The chances of you developing a disease can be different depending on whether you inherit the gene that impacts the disease from your mother or father. A study, published in the journal Nature, looked at the parental origin of gene variants and found five different disease-associated gene variants that had different and even opposing effects depending on parental origin. The same gene variant, when inherited from one parent increased the risk for disease, but it was protective if inherited from the other parent.
Normally, everyone inherits one gene from the father and one from the mother for every protein that is produced in the body. But with a small number of genes, either the father’s or the mother’s gene is silenced. This process is called “imprinting”. Imprinting is needed for normal development of the embryo. Previously, no one had looked at the association of imprinting and the development or risk for disease. The authors of the Nature publication write: “Although many associations between sequence variants and human traits have been discovered through genome-wide associations, the impact of parental origin has largely been ignored” (Kong, A. et al.).
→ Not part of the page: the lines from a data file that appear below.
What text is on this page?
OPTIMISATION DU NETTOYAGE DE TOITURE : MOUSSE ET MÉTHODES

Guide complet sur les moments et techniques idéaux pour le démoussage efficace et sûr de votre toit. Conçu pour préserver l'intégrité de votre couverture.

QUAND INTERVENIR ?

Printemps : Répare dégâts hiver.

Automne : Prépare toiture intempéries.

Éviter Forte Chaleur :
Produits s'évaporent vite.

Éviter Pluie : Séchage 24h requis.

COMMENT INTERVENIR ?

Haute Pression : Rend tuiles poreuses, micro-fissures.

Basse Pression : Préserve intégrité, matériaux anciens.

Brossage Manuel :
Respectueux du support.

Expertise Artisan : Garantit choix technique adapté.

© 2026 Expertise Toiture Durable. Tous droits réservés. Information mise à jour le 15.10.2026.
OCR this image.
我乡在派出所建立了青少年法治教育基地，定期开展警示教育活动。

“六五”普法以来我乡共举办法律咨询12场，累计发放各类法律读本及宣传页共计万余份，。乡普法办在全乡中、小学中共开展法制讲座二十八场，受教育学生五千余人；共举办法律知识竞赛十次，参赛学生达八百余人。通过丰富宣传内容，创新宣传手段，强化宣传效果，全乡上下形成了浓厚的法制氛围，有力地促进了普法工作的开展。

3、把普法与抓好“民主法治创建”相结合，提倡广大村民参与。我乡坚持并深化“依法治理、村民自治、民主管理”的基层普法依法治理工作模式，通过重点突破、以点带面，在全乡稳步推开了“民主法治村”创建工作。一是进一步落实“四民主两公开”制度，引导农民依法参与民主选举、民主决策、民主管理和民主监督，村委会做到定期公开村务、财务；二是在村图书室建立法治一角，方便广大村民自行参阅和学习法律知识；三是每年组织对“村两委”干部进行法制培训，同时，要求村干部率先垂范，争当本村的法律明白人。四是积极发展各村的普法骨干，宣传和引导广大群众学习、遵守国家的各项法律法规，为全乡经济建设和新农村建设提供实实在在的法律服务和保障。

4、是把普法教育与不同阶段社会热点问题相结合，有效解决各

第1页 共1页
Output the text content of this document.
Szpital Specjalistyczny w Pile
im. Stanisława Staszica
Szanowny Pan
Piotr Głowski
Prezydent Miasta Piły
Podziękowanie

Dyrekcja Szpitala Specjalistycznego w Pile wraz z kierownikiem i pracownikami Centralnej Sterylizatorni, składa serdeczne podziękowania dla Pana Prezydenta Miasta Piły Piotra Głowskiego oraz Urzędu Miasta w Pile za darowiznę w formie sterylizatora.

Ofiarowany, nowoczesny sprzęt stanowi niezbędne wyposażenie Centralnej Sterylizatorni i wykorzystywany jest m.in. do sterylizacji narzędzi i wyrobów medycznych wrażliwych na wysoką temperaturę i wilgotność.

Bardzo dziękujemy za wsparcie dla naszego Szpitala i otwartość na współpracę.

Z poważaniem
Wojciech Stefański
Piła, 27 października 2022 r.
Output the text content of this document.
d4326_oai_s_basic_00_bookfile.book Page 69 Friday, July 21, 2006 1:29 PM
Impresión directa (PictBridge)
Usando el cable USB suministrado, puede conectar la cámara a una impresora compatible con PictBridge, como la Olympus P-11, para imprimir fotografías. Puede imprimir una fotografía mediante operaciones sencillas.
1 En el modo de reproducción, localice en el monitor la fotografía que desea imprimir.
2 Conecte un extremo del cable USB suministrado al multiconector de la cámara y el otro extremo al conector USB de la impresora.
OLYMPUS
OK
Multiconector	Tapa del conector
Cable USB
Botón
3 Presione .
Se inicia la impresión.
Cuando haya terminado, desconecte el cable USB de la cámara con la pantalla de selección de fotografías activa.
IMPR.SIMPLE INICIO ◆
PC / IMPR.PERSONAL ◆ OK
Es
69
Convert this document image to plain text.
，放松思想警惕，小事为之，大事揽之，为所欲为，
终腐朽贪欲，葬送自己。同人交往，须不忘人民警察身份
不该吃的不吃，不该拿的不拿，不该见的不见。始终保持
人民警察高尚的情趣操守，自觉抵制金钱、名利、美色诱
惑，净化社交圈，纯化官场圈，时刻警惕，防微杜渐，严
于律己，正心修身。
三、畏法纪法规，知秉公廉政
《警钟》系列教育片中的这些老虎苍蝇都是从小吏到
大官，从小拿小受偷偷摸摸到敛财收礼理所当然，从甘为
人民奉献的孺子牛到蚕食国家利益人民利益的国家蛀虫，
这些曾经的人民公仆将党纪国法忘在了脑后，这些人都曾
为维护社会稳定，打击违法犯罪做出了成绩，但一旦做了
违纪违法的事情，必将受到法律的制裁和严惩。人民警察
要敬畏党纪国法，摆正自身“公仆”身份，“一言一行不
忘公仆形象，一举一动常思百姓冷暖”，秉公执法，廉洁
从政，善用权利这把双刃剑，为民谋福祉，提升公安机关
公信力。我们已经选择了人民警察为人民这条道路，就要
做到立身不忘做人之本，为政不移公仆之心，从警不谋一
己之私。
The scientists at the non-profit Icelandig company deCODE genetics, studied the genes of more than 38,000 Icelanders and determined the parental origin of most of their genes. Then they focused on some genes with variations that were known to be associated with disease. They found five parental origin specific associations. One was breast cancer associated, another was related to skin cancer (basal cell carcinoma), and three were associated with type 2 diabetes. Interestingly, when one of the type 2 diabetes associated gene variant came from the father, there was a 41 percent increase in risk of disease, but when the variant came from the mother, it was protective and lowered the risk.
This study may be just the beginning for understanding the inheritance of genetic risk factors for disease. Imprinting of genetic variants may explain why some diseases skip generations. It is likely, now that the tools for imprinting of genetic variants are available, many more genetic risk factor will be found and assessed. One important area will be the association of genetic variants with mental illnesses.
Kong, A. et al. Parental origin of sequence variants associated with complex diseases. Nature (2009) 462:868.